Specifically, the bill would prohibit companies with more than 50 employees, at least half of whom are H-1B or L-1 holders, from hiring additional H-1B employees. The bill gives the U.S. Department of Labor greater powers to review, investigate, and monitor employer compliance with program requirements, and to sanction fraudulent or abusive behavior.
It requires the production of comprehensive statistical data on the H-1B and L-1 programs, including wage data, employee education levels, location, and gender.
In addition, the H-1B and L-1 Visa Reform Act includes several reforms to the L-1 visa program, including establishing a wage floor for L-1 employees; authority for the United States Department of Homeland Security to investigate, monitor, and enforce compliance with the L-1 program requirements; assurance that intra-company transfers are between legitimate affiliates of a company and that there are no “shell” facilities; and a change in the definition of “specialized knowledge” to ensure that L-1 visas are reserved only for truly important personnel, the press release said.

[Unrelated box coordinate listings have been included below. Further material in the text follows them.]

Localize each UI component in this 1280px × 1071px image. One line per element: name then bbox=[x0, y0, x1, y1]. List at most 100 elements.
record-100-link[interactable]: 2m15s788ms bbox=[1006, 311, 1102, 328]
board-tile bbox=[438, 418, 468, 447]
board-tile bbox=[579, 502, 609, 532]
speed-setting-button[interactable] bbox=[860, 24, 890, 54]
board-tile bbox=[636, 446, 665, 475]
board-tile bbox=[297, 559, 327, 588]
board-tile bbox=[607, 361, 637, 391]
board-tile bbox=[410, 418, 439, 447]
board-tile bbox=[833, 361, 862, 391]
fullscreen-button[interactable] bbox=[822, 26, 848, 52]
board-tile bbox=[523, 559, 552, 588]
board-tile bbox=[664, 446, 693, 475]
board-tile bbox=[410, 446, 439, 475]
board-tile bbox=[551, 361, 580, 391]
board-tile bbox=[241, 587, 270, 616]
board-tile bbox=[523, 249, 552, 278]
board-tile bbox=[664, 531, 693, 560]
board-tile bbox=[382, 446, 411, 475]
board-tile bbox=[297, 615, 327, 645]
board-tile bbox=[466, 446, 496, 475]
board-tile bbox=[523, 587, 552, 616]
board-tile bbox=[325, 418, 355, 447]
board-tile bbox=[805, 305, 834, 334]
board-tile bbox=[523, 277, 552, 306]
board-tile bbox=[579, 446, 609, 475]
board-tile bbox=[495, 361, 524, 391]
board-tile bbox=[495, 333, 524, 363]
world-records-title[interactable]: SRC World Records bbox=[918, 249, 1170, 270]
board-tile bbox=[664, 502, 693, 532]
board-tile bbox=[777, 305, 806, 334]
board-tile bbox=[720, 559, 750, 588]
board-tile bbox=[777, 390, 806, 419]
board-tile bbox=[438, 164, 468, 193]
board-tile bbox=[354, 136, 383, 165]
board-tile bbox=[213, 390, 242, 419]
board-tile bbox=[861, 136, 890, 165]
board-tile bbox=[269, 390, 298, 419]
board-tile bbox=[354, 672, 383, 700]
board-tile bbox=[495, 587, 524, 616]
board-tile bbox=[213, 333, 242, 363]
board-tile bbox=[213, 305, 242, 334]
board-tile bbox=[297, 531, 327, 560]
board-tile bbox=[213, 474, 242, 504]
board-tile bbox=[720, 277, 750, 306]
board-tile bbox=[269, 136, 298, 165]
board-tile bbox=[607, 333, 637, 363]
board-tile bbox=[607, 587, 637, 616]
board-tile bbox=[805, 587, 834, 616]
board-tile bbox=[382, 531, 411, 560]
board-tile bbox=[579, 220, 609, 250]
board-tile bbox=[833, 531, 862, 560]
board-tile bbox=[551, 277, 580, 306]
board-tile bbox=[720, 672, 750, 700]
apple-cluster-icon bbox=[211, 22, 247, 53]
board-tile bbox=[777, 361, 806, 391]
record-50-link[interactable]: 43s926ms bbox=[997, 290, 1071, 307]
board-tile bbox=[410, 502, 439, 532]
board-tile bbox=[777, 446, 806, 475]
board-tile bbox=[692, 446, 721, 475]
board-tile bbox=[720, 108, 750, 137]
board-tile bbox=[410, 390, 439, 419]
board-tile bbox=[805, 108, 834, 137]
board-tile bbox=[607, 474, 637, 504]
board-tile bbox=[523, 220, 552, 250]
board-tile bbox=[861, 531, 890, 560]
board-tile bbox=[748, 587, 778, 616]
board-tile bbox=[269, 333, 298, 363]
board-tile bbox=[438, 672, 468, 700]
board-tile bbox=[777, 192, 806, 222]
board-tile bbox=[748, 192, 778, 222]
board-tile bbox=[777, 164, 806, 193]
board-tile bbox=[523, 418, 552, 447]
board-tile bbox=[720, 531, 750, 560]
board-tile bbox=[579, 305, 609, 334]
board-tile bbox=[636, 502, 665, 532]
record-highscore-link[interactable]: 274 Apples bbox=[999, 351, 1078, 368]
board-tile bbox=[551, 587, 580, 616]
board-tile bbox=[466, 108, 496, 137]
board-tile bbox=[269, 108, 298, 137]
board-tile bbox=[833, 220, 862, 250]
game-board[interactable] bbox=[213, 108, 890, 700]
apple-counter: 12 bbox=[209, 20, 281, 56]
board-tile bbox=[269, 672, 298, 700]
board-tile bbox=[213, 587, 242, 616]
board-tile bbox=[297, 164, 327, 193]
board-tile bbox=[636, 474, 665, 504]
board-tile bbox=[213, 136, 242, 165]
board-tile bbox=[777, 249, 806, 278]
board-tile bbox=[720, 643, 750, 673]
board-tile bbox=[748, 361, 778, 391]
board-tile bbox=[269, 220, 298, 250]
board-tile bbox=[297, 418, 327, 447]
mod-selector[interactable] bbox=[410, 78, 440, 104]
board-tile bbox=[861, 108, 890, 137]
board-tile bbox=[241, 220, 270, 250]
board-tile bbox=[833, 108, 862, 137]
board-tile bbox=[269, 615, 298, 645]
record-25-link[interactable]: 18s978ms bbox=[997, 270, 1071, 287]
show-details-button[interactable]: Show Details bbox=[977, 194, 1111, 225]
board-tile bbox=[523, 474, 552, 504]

“This legislation will crack down on the manipulation of existing vulnerabilities to ensure that employers prioritize the U.S. worker before considering highly skilled foreign candidates. If we want to get our economy back on track, we need to do it right and that starts with first and foremost taking advantage of the talent we have here at home,” Senator Tuberville said.
U.S. Citizenship and Immigration Services (USCIS) announced Monday that it has received a sufficient number of petitions needed to apply for the Congress-mandated 65,000 H-1B visa regular cap and the 20,000 H-1B visa U.S. advanced degree exemption, known as the master’s cap, for fiscal year (FY) 2022.
(This story was not edited by DailyExpertNews staff and was generated automatically from a syndicated feed.)